C’était donc maintenant le troisième soir depuis l’invocation malencontreuse. Jimmy se sentait de plus en plus mal, depuis les révélations obtenues le matin même. Ne parvenant pas, une fois de plus, à trouver le sommeil, il essayait de se persuader que ce n’était que le fruit de son imagination, et que tout redeviendrait normal, une fois que son esprit se serait convaincu du côté infondé de ces angoisses.

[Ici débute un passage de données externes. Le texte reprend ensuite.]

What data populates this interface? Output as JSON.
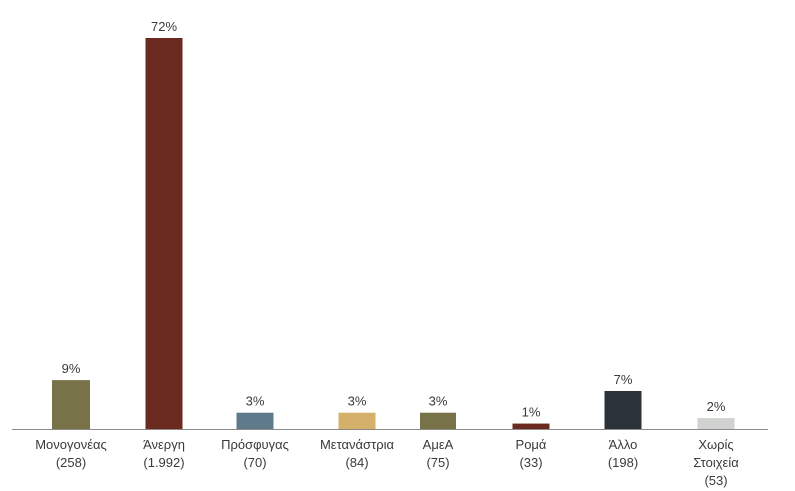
{
  "chart_data": {
    "type": "bar",
    "title": "",
    "xlabel": "",
    "ylabel": "",
    "ylim": [
      0,
      72
    ],
    "grid": false,
    "legend": "none",
    "categories": [
      {
        "lines": [
          "Μονογονέας",
          "(258)"
        ]
      },
      {
        "lines": [
          "Άνεργη",
          "(1.992)"
        ]
      },
      {
        "lines": [
          "Πρόσφυγας",
          "(70)"
        ]
      },
      {
        "lines": [
          "Μετανάστρια",
          "(84)"
        ]
      },
      {
        "lines": [
          "ΑμεΑ",
          "(75)"
        ]
      },
      {
        "lines": [
          "Ρομά",
          "(33)"
        ]
      },
      {
        "lines": [
          "Άλλο",
          "(198)"
        ]
      },
      {
        "lines": [
          "Χωρίς",
          "Στοιχεία",
          "(53)"
        ]
      }
    ],
    "values": [
      9,
      72,
      3,
      3,
      3,
      1,
      7,
      2
    ],
    "value_labels": [
      "9%",
      "72%",
      "3%",
      "3%",
      "3%",
      "1%",
      "7%",
      "2%"
    ],
    "colors": [
      "#777248",
      "#6b2a1f",
      "#5f7a8a",
      "#d4b06a",
      "#777248",
      "#6b2a1f",
      "#2b3238",
      "#d0d2d0"
    ],
    "axis_color": "#8a8a8a"
  }
}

Cependant, en pleine nuit, il se rendit compte, que le froid qu’il avait ressenti ces 3 derniers jours avaient disparus. Jimmy se sentit soudain un peu soulagé. Finalement, il semblerait que c’était bien son imagination débordante qui lui avait fait apparaître réel ces « sensations ». Plus détendu, il se rallongea, et se surprit à parvenir à trouver le sommeil. Il commençait à somnoler quand soudain, la porte de son armoire s’ouvrit d’un coup, et une forte chaleur s’en échappa pour inonder toute la pièce. N’osant sortir du lit, Jimmy ne savait plus quoi penser. Que faire ? Sortir de la chambre, et réveiller sa mère, quitte à passer pour un fou, prompt à vouloir rendre réel des affabulations ? Ou bien s’approcher de cette armoire, afin de se persuader, une fois pour toutes que tout n’était qu’illusion créée par son esprit ?

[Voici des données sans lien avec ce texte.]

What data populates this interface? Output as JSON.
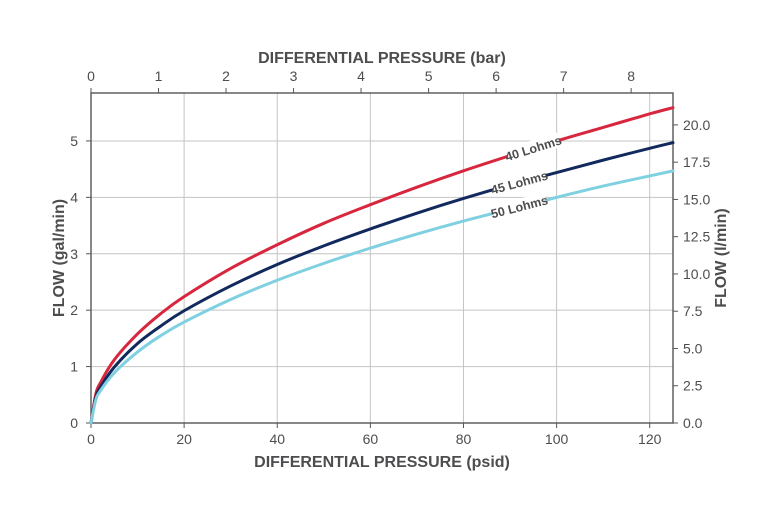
{
  "chart_data": {
    "type": "line",
    "title": "",
    "xlabel": "DIFFERENTIAL PRESSURE (psid)",
    "ylabel": "FLOW (gal/min)",
    "x2label": "DIFFERENTIAL PRESSURE (bar)",
    "y2label": "FLOW (l/min)",
    "xlim": [
      0,
      125
    ],
    "ylim": [
      0,
      5.85
    ],
    "x2lim": [
      0,
      8.62
    ],
    "y2lim": [
      0,
      22.14
    ],
    "x_ticks": [
      "0",
      "20",
      "40",
      "60",
      "80",
      "100",
      "120"
    ],
    "y_ticks": [
      "0",
      "1",
      "2",
      "3",
      "4",
      "5"
    ],
    "x2_ticks": [
      "0",
      "1",
      "2",
      "3",
      "4",
      "5",
      "6",
      "7",
      "8"
    ],
    "y2_ticks": [
      "0.0",
      "2.5",
      "5.0",
      "7.5",
      "10.0",
      "12.5",
      "15.0",
      "17.5",
      "20.0"
    ],
    "grid": true,
    "x": [
      0,
      1,
      2,
      5,
      10,
      15,
      20,
      30,
      40,
      50,
      60,
      70,
      80,
      90,
      100,
      110,
      120,
      125
    ],
    "series": [
      {
        "name": "40 Lohms",
        "color": "#d7263d",
        "values": [
          0,
          0.5,
          0.71,
          1.12,
          1.58,
          1.94,
          2.24,
          2.74,
          3.16,
          3.54,
          3.87,
          4.18,
          4.47,
          4.74,
          5.0,
          5.24,
          5.48,
          5.59
        ]
      },
      {
        "name": "45 Lohms",
        "color": "#12295d",
        "values": [
          0,
          0.44,
          0.63,
          0.99,
          1.41,
          1.72,
          1.99,
          2.43,
          2.81,
          3.14,
          3.44,
          3.72,
          3.98,
          4.22,
          4.44,
          4.66,
          4.87,
          4.97
        ]
      },
      {
        "name": "50 Lohms",
        "color": "#7fd0e0",
        "values": [
          0,
          0.4,
          0.57,
          0.89,
          1.26,
          1.55,
          1.79,
          2.19,
          2.53,
          2.83,
          3.1,
          3.35,
          3.58,
          3.79,
          4.0,
          4.2,
          4.38,
          4.47
        ]
      }
    ]
  }
}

Jimmy choisit d’affronter sa peur, se leva et s’approcha lentement de l’armoire d’où semblait sortir cette chaleur, de plus en plus suffocante. Posté devant cette dernière, et équipé d’un lampe de poche, qu’il avait pris dans son euble de chevet, il inspecta le contenu de l’armoire en détail. Rien. Il avait scruté l’intérieur au moins 4 fois, et aucune trace suspecte d’une quelconque créature. Rassuré, se tapant la tête avec sa lampe, en s’auto-insultant d’avoir pu croire au pouvoir magique ce livre, il fit volte-face, et se dirigea vers son lit, bien décidé cette fois à goûter à une vraie nuit de sommeil.

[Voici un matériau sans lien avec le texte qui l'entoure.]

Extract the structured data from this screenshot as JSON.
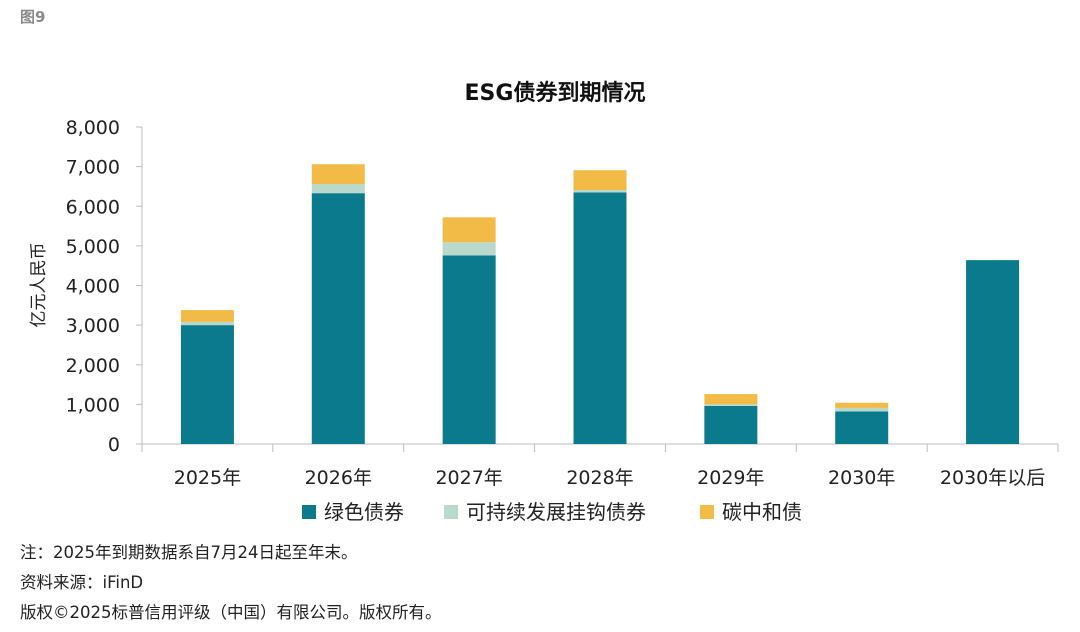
{
  "figure_label": "图9",
  "chart_data": {
    "type": "bar",
    "stacked": true,
    "title": "ESG债券到期情况",
    "ylabel": "亿元人民币",
    "xlabel": "",
    "ylim": [
      0,
      8000
    ],
    "yticks": [
      0,
      1000,
      2000,
      3000,
      4000,
      5000,
      6000,
      7000,
      8000
    ],
    "ytick_labels": [
      "0",
      "1,000",
      "2,000",
      "3,000",
      "4,000",
      "5,000",
      "6,000",
      "7,000",
      "8,000"
    ],
    "categories": [
      "2025年",
      "2026年",
      "2027年",
      "2028年",
      "2029年",
      "2030年",
      "2030年以后"
    ],
    "series": [
      {
        "name": "绿色债券",
        "color": "#0b7a8c",
        "values": [
          3000,
          6330,
          4760,
          6350,
          960,
          820,
          4640
        ]
      },
      {
        "name": "可持续发展挂钩债券",
        "color": "#b9d9cd",
        "values": [
          80,
          230,
          330,
          60,
          40,
          90,
          0
        ]
      },
      {
        "name": "碳中和债",
        "color": "#f2bb47",
        "values": [
          300,
          500,
          630,
          500,
          260,
          130,
          0
        ]
      }
    ],
    "grid": false,
    "legend_position": "bottom"
  },
  "notes": {
    "note": "注：2025年到期数据系自7月24日起至年末。",
    "source": "资料来源：iFinD",
    "copyright": "版权©2025标普信用评级（中国）有限公司。版权所有。"
  }
}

Mais, au moment où il allait plonger dans les bras de Morphée, en se glissant sous ses draps, un rugissement terrible sortit de l’armoire, et il eut à peine le temps de se retourner pour voir une vision de cauchemar : un animal, qui avait l’apparence d’un chien, mais complètement décharné, et de la taille d’un tigre, d’où s’échappait sur le dos, des flammes bleues, s’abattit sur lui, l’attrapant par le bras. La douleur fut terrible, comme si son bras tout entier avait plongé dans un brasier incandescent, mais, sans pouvoir l’expliquer, il ne parvenait pas à sortir le moindre son de sa gorge. L’animal, le tira en direction de l’armoire avec une brutalité sans commune mesure. Il avait beau tenter de se débattre, il ne pouvait rien contre cette force irréelle qui l’entraînait inexorablement. Quand il parvint enfin à proférer un son, il était trop tard : le « chien de l’enfer » l’avait déjà fait passer le seuil de l’entrée de l’armoire, dont les portes se refermèrent avec fracas, étouffant du même coup ses cris enfin retrouvés. Au bout de quelques minutes, la chaleur qui envahissait la pièce auparavant avait complètement disparu, et il ne restait plus aucune trace d’une quelconque lutte, si ce n’est la lampe de Jimmy, resté allumée, qui s’était postée devant l’armoire, comme dernier témoin de la scène qui venait de se jouer.

Au même moment, dans la chambre éclairée d’une petite maison du centre-ville, une main refermait un livre ancien à la couverture étrange sur un petit bureau peint en noir. Rangeant le livre  sur une étagère, une silhouette se dessinait sur le miroir à proximité du bureau. C’était Carla, le professeur de Jimmy. Comme s’adressant à la surface réfléchissante, elle proféra ces mots, avant d’éteindre les lumières :

« Bienvenue en enfer, ta nouvelle demeure, Jimmy. Tu viens d’apprendre, un peu tard, que la curiosité est un bien vilain défaut ».